Na een uitbraak van mond- en klauwzeer in drie Zuid-Koreaanse boerderijen in Anson en Chunju eerder dit jaar en daaropvolgende maatregelen van de Zuid-Koreaanse regering, hebben insiders uit de Noord-Koreaanse vee-industrie gemeld dat de ziekte zich heeft verspreid naar de DVK.
Talrijke bronnen in drie regio's van Noord-Korea meldden dat de uitbraak in hun regio's leidde tot de dood van grote aantallen runderen op collectieve boerderijen.In de vroege stadia van de uitbraak in Pyongyang werd gesuggereerd dat koeien stierven door ondervoeding. Maar naarmate het aantal sterfgevallen toenam, startte de veterinair-sanitaire dienst een onderzoek en concludeerde dat het om mond- en klauwzeer ging.

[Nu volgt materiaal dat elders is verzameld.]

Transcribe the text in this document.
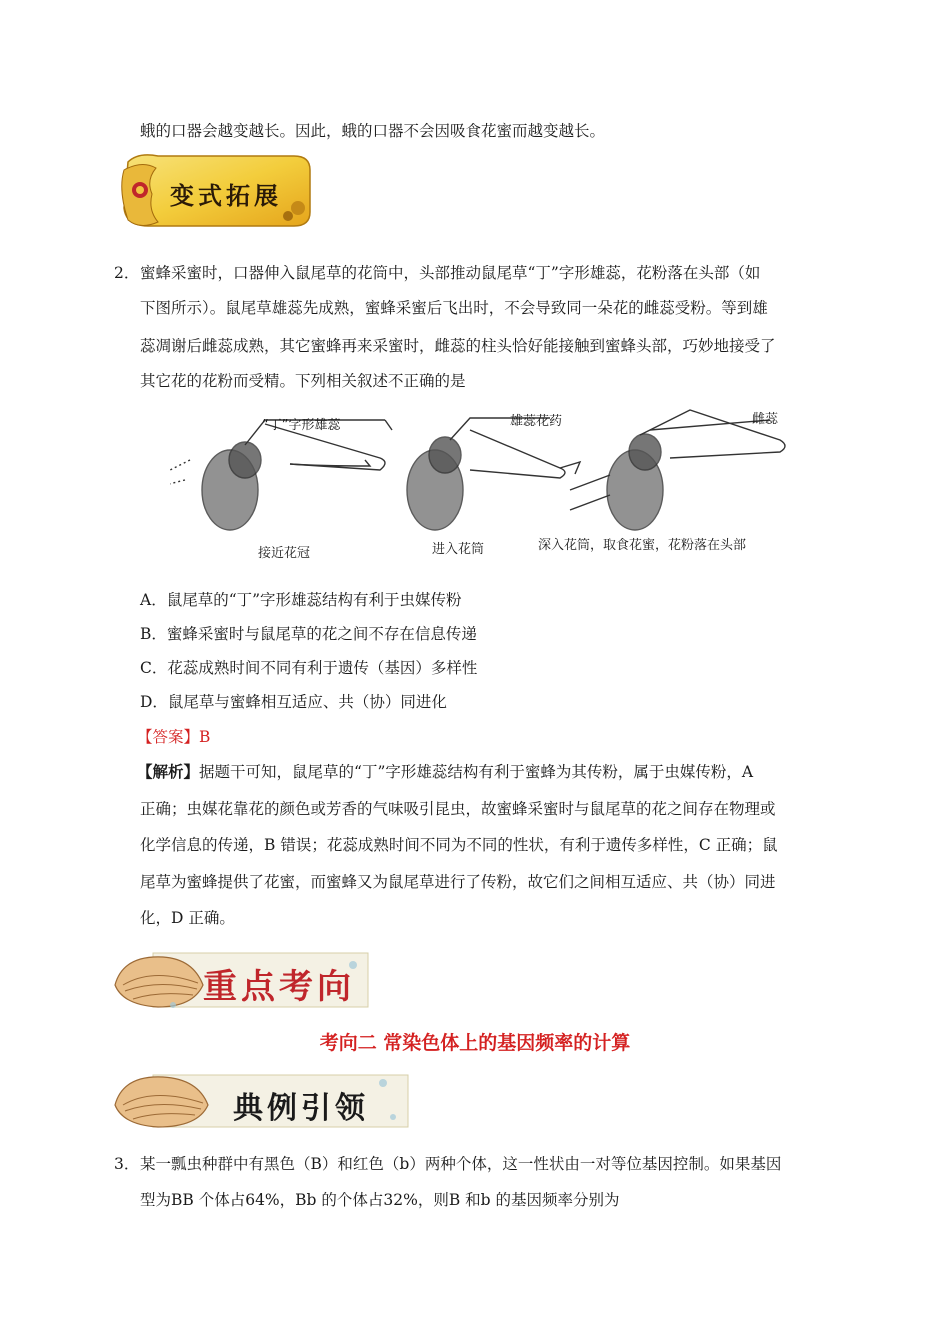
蛾的口器会越变越长。因此，蛾的口器不会因吸食花蜜而越变越长。
变式拓展
2． 蜜蜂采蜜时，口器伸入鼠尾草的花筒中，头部推动鼠尾草“丁”字形雄蕊，花粉落在头部（如
下图所示）。鼠尾草雄蕊先成熟，蜜蜂采蜜后飞出时，不会导致同一朵花的雌蕊受粉。等到雄
蕊凋谢后雌蕊成熟，其它蜜蜂再来采蜜时，雌蕊的柱头恰好能接触到蜜蜂头部，巧妙地接受了
其它花的花粉而受精。下列相关叙述不正确的是
“丁”字形雄蕊	雄蕊花药	雌蕊
接近花冠	进入花筒	深入花筒，取食花蜜，花粉落在头部
A．鼠尾草的“丁”字形雄蕊结构有利于虫媒传粉
B．蜜蜂采蜜时与鼠尾草的花之间不存在信息传递
C．花蕊成熟时间不同有利于遗传（基因）多样性
D．鼠尾草与蜜蜂相互适应、共（协）同进化
【答案】B
【解析】据题干可知，鼠尾草的“丁”字形雄蕊结构有利于蜜蜂为其传粉，属于虫媒传粉，A
正确；虫媒花靠花的颜色或芳香的气味吸引昆虫，故蜜蜂采蜜时与鼠尾草的花之间存在物理或
化学信息的传递，B 错误；花蕊成熟时间不同为不同的性状，有利于遗传多样性，C 正确；鼠
尾草为蜜蜂提供了花蜜，而蜜蜂又为鼠尾草进行了传粉，故它们之间相互适应、共（协）同进
化，D 正确。
重点考向
考向二 常染色体上的基因频率的计算
典例引领
3． 某一瓢虫种群中有黑色（B）和红色（b）两种个体，这一性状由一对等位基因控制。如果基因
型为BB 个体占64%，Bb 的个体占32%，则B 和b 的基因频率分别为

Mond- en klauwzeer is een virale, wettelijk erkende infectieziekte van hetzelfde type die voorkomt bij artiodactylische dieren zoals koeien, varkens, geiten, herten en kamelen en die in 5-55% van de gevallen de vorming van blaren rond de mond en benen van het dier veroorzaakt. Zuid-Korea heeft ook informatie ontvangen over een uitbraak in Noord-Korea en houdt de verspreiding van de ziekte in de gaten voor passende maatregelen. Mond- en klauwzeer kan zich via de lucht verspreiden en als het de grensregio's van Zuid-Korea bereikt, zullen de Zuid-Koreaanse autoriteiten maatregelen moeten nemen om het te bestrijden, zoals een landelijk verbod op het vervoer van alle artiodactyl-dieren en de profylactische selectie van vee op boerderijen in gebieden met een ziekte-uitbraak.

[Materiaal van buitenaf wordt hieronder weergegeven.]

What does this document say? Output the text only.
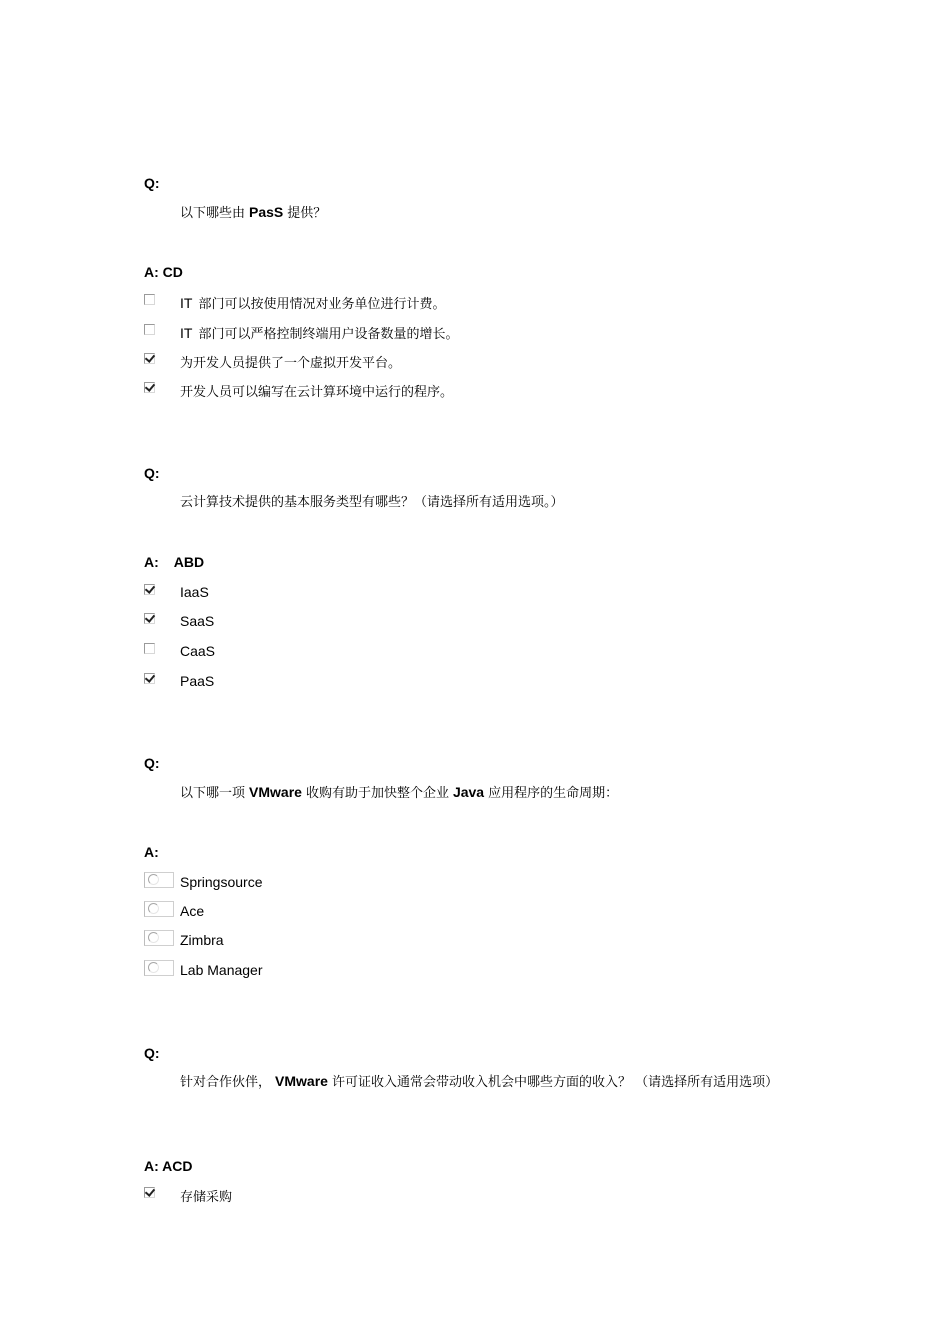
Q:
以下哪些由 PasS 提供？
A: CD
IT 部门可以按使用情况对业务单位进行计费。
IT 部门可以严格控制终端用户设备数量的增长。
为开发人员提供了一个虚拟开发平台。
开发人员可以编写在云计算环境中运行的程序。
Q:
云计算技术提供的基本服务类型有哪些？（请选择所有适用选项。）
A:    ABD
IaaS
SaaS
CaaS
PaaS
Q:
以下哪一项 VMware 收购有助于加快整个企业 Java 应用程序的生命周期：
A:
Springsource
Ace
Zimbra
Lab Manager
Q:
针对合作伙伴， VMware 许可证收入通常会带动收入机会中哪些方面的收入？ （请选择所有适用选项）
A: ACD
存储采购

Noord-Korea isoleert ook uitbraken van mond- en klauwzeer en kondigt desinfectie- en behandelingsmaatregelen aan. De overgrote meerderheid van de Noord-Koreaanse collectieve boerderijen heeft echter geen geschikte middelen, zoals ontsmettingsmiddelen en ongebluste kalk. Ze hebben ook geen begrip van de ziekte zelf en ze verwachten vaak dat deze in quarantaine verdwijnt.